Renew Wildcard certificate and it is already expired

ddragos2001 · October 11, 2022, 7:55am

My domain is:
ilifruct.ro

I ran this command:
./acme.sh --issue -d ilifruct.ro -d '*.ilifruct.ro' --dns --yes-I-know-dns-manual-mode-enough-go-ahead-please --force
and
./acme.sh --renew -d ilifruct.ro -d '*.ilifruct.ro' --dns --yes-I-know-dns-manual-mode-enough-go-ahead-please --force

It produced this output:
Success
... Your cert is in: /root/.acme.sh/ilifruct.ro/ilifruct.ro.cer

My web server is (include version):
Apache/2.4.6 (CentOS)

The operating system my web server runs on is (include version):
CentOS Linux release 7.5.1804 (Core)

My hosting provider, if applicable, is:

I can login to a root shell on my machine (yes or no, or I don't know):
yes

I'm using a control panel to manage my site (no, or provide the name and version of the control panel):
no

The version of my client is (e.g. output of certbot --version or certbot-auto --version if you're using Certbot):
no

Issue:
The certificate is successfully created, downloaded, and installed
The web-browsers says that the certificate is expired.

The command:
openssl x509 -noout -dates -in /root/.acme.sh/ilifruct.ro/ilifruct.ro.cer
returns:

notBefore=Jul  8 00:00:00 2022 GMT
notAfter=Oct  6 23:59:59 2022 GMT

webprofusion · October 11, 2022, 9:15am

Check you are using the latest version of acme.sh,clearly if it thinks it's renewing OK but your file is actually old (check the file date) then a path or permission is wrong somewhere.

ddragos2001 · October 11, 2022, 12:14pm

I performed an update of acme.sh, same result.
Checked the file's date, and it is fine, current date/time
Even deleted the old certificate from /root/.acme/ilifruct.ro/ilifruct.ro.cer and again --issue and --renew
The script downloaded the same certificate as the old one, with identical content, and validity dates (I compared it with one from the backup)
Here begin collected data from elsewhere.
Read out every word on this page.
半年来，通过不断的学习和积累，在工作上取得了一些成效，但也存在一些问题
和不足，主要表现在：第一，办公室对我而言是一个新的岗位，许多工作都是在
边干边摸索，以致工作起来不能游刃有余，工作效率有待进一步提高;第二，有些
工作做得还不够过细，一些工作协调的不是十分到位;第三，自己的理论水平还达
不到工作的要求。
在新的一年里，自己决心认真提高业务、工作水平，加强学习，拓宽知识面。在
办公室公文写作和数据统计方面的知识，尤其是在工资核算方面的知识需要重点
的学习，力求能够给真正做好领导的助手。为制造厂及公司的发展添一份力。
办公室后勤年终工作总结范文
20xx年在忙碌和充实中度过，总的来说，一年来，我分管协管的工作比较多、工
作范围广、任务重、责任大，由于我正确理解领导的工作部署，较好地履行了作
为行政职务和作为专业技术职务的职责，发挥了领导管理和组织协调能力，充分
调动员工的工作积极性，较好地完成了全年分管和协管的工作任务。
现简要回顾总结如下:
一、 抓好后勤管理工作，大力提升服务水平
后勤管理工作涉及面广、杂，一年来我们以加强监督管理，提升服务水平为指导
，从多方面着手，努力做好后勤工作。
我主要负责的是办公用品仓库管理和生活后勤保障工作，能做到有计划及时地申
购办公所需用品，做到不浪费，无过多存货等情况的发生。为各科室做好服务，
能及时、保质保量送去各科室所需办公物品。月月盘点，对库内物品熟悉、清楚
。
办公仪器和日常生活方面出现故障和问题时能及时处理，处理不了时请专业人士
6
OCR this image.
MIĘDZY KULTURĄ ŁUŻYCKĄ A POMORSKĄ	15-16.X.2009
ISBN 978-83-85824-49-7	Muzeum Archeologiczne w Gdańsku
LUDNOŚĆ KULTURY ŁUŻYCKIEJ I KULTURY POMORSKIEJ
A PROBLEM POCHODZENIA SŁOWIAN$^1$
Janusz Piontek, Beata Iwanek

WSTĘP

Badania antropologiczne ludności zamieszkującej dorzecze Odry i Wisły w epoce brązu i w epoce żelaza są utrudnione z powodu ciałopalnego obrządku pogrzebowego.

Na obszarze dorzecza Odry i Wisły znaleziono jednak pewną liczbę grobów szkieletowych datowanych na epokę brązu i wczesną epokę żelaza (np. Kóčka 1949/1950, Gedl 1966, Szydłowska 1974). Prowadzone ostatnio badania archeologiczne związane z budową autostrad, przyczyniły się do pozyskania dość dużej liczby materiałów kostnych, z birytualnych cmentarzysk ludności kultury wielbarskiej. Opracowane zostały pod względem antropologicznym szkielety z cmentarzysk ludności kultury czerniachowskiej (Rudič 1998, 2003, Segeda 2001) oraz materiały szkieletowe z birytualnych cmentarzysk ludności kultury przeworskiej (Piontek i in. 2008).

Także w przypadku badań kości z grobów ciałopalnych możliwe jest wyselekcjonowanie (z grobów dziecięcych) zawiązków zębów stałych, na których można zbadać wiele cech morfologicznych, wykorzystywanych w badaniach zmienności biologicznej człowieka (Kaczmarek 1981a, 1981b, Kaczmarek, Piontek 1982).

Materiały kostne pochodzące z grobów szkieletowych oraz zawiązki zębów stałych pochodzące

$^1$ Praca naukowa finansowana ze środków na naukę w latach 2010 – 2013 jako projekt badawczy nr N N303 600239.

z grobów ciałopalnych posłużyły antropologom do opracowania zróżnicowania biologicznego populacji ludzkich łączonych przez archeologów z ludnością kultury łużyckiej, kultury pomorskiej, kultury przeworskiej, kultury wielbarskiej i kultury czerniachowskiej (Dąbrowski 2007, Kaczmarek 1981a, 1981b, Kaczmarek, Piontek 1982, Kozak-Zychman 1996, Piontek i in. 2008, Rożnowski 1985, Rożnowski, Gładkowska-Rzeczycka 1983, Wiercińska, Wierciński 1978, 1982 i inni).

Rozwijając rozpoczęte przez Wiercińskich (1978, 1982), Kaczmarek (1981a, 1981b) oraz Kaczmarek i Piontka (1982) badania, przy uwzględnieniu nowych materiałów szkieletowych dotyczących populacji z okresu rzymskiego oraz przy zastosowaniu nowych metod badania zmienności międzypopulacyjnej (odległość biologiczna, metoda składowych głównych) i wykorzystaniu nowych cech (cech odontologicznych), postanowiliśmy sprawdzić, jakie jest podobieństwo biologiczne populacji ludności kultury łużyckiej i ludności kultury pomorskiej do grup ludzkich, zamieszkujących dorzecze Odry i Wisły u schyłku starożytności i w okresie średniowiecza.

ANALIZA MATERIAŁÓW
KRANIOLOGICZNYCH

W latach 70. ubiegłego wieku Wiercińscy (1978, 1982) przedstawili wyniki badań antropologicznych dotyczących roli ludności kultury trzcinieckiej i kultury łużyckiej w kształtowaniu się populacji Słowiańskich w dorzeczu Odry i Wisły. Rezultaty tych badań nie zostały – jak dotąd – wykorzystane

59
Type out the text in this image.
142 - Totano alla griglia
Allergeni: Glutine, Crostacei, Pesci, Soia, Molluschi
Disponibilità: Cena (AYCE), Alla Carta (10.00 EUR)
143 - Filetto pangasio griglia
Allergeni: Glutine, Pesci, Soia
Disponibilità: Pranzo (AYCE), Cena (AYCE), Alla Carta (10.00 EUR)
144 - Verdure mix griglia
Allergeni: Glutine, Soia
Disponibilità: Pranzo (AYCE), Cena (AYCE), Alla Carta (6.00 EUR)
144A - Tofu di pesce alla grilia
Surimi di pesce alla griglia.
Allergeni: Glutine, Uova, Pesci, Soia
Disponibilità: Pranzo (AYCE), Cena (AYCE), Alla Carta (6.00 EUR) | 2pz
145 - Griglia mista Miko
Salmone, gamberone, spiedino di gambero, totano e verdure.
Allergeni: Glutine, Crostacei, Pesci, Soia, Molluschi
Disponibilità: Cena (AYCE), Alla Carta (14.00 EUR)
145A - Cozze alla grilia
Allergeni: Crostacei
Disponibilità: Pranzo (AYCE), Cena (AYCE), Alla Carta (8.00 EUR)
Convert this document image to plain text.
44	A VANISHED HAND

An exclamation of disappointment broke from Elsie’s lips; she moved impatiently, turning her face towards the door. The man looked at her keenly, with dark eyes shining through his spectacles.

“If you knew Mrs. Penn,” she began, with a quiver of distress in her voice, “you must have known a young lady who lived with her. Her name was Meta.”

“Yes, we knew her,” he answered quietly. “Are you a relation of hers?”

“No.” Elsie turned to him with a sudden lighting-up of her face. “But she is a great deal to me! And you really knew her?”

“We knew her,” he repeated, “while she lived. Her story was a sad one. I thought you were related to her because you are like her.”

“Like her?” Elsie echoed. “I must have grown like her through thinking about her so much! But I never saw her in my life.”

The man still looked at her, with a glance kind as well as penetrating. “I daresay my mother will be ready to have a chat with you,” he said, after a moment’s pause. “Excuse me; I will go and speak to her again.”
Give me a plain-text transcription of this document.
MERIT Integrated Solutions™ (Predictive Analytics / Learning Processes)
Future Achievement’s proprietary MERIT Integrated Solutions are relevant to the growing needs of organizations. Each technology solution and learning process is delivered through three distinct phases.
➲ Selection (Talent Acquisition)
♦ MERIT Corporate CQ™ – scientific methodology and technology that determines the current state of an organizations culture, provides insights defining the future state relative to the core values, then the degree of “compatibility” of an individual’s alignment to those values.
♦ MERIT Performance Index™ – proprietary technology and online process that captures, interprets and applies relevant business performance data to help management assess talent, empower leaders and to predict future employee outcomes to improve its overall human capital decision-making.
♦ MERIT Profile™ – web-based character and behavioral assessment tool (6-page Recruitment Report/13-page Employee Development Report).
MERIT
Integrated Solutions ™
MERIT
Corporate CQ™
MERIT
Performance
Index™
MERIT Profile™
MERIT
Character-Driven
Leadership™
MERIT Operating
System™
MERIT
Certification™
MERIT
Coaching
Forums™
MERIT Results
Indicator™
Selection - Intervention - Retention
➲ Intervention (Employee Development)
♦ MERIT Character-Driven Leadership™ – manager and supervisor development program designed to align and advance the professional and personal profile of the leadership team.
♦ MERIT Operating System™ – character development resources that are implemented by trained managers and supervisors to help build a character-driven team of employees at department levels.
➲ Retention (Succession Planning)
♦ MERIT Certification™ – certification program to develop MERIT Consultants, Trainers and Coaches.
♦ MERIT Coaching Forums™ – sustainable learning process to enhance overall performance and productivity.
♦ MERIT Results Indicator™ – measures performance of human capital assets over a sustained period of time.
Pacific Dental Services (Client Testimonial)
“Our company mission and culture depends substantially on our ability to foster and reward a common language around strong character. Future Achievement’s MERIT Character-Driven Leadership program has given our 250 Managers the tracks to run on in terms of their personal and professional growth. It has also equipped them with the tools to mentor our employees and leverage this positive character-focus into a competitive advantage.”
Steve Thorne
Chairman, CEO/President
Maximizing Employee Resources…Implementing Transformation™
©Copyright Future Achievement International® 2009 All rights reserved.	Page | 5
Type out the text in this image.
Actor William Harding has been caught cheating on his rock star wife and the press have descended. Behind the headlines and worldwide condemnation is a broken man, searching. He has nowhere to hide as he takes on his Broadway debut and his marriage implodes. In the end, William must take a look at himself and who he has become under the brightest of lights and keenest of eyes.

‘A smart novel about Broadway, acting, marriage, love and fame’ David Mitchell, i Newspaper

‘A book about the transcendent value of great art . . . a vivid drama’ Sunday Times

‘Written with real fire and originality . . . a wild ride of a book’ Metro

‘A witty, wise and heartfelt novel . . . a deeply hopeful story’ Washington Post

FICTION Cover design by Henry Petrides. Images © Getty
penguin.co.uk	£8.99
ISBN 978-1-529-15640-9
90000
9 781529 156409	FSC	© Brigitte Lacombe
ddragos2001 · October 11, 2022, 12:34pm

Executed:
./acme.sh --remove -d ilifruct.ro
Then removing the directory
/root/.acme/ilifruct.ro
After that --issue and then --renew
the certificate is now a new one, with validity starting today
Problem solved

MikeMcQ · October 11, 2022, 1:57pm

I'll point out that this domain is using ZeroSSL certificates.

If you want to use Let's Encrypt certs refer to the acme.sh docs

system · November 10, 2022, 1:57pm

This topic was automatically closed 30 days after the last reply. New replies are no longer allowed.